The staff of the museum reacted to the incident emotionally and with indignation

OSLO, July 11. /TASS/. Vandals have outraged at a monument to Soviet prisoners of war located near the town of Hamaroy in Norway’s northern Norland county, the Russian Consulate General in Kirkenes tweeted in Facebook on Wednesday.

Unknown malefactors tore down information plates the workers of the Hamaroy Military Museum placed on trees around the memorial obelisk. One of the plates contained a photo of and information on the Red Army soldier Ivan Shigalenko, who was just 21 years old when he died.

"Although the residents and authorities in northern Norway do enough to study and maintain the sites where Soviet people died during World War II, we have to state that, for the first time in Russian-Norwegian relations, an outrageous action has occurred on a Soviet military memorial," the report said.

"The Consulate General hopes the Norwegian authorities and law enforcement agencies will do the necessary investigation on the incident and will hold the culprits to account, as well as will prevent its repetition in the future," the Consulate General said.

The staff of the museum reacted to the incident emotionally and with indignation.

"How does it come to someone’s mind to do something like this?" the museum tweeted in Facebook. "To destroy the information we’ve gathered regarding this war is more than just vandalism. This is an outrage on all the Soviet prisoners of war who were tortured to death or killed and then buried at Tommernes [church parish] cemetery. Some people don’t have respect for anything."

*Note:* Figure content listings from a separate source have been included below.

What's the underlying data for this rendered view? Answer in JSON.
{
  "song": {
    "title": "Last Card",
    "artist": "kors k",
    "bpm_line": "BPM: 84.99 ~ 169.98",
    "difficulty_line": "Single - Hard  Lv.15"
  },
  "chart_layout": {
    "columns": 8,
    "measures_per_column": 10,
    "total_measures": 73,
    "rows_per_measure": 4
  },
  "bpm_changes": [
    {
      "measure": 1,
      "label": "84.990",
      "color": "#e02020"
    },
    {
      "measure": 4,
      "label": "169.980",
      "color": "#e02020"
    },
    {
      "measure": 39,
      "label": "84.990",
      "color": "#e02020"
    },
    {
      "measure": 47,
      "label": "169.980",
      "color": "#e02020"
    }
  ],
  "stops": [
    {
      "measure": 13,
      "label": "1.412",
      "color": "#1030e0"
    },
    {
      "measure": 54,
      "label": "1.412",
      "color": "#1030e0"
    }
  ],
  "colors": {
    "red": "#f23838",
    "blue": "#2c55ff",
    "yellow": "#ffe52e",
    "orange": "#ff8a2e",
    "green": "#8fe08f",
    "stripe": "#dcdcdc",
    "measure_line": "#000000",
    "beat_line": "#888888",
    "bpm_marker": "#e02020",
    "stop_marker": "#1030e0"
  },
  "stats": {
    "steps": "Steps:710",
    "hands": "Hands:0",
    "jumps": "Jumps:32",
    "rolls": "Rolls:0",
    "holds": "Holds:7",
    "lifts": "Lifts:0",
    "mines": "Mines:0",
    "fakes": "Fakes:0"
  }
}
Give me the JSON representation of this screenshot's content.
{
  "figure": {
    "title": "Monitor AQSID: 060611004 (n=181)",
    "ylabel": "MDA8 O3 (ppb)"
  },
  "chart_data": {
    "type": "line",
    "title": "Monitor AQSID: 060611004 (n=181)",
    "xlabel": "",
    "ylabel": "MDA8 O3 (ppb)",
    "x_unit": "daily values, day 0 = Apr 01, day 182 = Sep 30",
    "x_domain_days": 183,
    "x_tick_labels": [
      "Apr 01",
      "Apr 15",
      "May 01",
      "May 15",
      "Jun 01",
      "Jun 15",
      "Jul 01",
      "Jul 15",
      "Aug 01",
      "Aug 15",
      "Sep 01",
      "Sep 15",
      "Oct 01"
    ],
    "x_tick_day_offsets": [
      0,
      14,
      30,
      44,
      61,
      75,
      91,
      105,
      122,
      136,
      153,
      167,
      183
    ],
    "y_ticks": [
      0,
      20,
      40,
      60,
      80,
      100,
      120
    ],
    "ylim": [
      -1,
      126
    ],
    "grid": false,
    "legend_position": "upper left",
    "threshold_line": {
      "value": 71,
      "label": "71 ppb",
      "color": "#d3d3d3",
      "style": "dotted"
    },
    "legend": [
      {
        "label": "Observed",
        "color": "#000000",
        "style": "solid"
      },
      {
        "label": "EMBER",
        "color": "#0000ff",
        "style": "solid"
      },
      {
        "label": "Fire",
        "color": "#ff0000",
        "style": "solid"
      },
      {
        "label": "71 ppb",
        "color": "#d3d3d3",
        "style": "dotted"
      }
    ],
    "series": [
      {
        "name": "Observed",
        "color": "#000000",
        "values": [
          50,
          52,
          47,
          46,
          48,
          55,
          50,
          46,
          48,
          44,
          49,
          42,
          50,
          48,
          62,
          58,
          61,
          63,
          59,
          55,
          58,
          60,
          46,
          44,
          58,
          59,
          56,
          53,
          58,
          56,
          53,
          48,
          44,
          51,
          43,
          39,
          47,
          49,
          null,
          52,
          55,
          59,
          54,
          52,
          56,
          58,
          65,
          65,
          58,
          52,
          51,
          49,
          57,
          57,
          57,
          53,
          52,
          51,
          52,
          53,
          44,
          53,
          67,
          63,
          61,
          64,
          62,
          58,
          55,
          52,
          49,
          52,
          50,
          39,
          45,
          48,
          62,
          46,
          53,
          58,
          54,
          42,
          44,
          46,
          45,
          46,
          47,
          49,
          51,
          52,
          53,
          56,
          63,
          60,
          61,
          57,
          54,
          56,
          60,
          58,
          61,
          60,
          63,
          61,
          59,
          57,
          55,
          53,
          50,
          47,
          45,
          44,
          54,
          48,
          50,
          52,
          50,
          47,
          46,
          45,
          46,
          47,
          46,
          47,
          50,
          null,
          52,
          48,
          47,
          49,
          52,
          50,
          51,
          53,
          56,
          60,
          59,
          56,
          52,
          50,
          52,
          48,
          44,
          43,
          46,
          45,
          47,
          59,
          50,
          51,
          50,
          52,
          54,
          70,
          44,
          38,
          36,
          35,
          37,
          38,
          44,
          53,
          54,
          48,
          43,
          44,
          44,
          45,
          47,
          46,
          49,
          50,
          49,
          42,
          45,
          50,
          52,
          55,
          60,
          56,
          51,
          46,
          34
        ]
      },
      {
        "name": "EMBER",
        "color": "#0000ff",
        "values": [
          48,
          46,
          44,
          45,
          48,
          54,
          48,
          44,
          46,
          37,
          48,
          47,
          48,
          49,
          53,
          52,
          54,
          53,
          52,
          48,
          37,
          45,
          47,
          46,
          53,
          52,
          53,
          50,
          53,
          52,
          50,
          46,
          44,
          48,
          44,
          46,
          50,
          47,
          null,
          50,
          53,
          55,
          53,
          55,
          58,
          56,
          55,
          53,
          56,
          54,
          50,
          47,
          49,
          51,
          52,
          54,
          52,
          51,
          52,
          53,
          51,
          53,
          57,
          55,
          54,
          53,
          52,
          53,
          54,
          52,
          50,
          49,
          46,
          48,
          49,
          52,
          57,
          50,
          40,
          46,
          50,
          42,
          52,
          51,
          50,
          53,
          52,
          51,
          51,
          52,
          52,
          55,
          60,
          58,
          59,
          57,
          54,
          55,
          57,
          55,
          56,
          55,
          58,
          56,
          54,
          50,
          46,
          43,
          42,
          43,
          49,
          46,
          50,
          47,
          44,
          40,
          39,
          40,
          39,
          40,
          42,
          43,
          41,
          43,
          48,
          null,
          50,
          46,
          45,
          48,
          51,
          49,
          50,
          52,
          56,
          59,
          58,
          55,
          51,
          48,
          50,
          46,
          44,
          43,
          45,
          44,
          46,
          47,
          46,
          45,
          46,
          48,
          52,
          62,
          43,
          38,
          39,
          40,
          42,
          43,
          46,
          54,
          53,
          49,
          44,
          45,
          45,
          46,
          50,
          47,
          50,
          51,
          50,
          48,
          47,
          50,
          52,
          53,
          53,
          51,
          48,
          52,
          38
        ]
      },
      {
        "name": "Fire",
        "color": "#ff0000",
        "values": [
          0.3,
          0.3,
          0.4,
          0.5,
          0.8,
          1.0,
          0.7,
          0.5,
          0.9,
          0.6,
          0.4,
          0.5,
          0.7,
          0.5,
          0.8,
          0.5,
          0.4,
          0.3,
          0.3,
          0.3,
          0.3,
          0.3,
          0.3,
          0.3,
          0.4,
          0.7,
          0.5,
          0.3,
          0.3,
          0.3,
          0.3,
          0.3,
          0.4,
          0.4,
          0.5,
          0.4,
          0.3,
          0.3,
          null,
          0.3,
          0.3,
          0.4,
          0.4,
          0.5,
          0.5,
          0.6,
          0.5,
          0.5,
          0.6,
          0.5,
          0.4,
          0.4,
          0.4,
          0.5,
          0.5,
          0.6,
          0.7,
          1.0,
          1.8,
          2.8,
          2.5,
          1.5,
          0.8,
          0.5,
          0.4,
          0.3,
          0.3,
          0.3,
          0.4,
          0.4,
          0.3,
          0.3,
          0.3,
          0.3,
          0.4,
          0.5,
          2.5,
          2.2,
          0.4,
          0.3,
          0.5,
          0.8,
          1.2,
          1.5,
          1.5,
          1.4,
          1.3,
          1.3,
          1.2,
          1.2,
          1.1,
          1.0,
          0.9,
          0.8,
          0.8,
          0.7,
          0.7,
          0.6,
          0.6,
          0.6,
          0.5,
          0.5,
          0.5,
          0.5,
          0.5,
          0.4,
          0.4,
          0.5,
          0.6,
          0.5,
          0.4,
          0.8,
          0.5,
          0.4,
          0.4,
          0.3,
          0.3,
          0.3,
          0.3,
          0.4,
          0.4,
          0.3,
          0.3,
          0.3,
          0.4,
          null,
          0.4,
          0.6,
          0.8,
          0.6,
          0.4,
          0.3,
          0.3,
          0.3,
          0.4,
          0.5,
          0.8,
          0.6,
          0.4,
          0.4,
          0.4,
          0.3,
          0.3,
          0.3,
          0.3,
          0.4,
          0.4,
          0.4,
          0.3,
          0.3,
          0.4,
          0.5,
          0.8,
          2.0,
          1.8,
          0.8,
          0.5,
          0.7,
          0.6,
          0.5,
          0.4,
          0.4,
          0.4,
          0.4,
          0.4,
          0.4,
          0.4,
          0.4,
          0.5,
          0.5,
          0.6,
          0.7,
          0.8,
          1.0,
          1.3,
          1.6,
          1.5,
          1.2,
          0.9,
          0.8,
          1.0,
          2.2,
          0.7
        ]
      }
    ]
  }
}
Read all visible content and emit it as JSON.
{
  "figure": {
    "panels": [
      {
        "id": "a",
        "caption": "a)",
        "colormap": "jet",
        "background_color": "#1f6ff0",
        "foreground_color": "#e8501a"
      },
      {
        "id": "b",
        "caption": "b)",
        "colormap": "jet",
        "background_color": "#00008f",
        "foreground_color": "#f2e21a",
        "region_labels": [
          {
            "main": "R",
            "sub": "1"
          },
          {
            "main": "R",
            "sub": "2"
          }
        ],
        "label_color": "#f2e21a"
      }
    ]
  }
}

During the Nazi occupation of Norway, about 500 camps for POWs were located in this country and 212 camps of that number were meant exclusively for Soviet citizens - the captive soldiers of the Red Army and the civilians whom the Nazis had driven forcibly for coercive labor to other occupied lands.

Throughout the war, no less than 100,000 Soviet people passed through the Norwegian camps as inmates and some 13,000 of them died there.

Russian Foreign Ministry points out respectful and caring treatment of the monuments to Soviet soldiers and POWs in Norway. Reconstruction of the country’s largest memorial compound on Tjotta Island drew to completion at the end of 2016. The memorial now contains the plates with 5,000 names of the Soviet people who died there.

Researchers from Norway’s Falstad Center installed the plates in cooperation with Russian counterparts.

Still history also has rather unpleasant facts regarding the maintenance of memories of the Soviet soldiers, who died on the Norwegian territory as prisoners or liberated the East-Finnmark district from Nazi occupation.

In spite of the protests by local population, the authorities exhumed hastily and moved to Tjotta the remains of the majority of Soviet POWs, as the Norwegian government had the apprehensions the Soviet diplomats would get too many opportunities to travel around the country visiting the numerous tombs.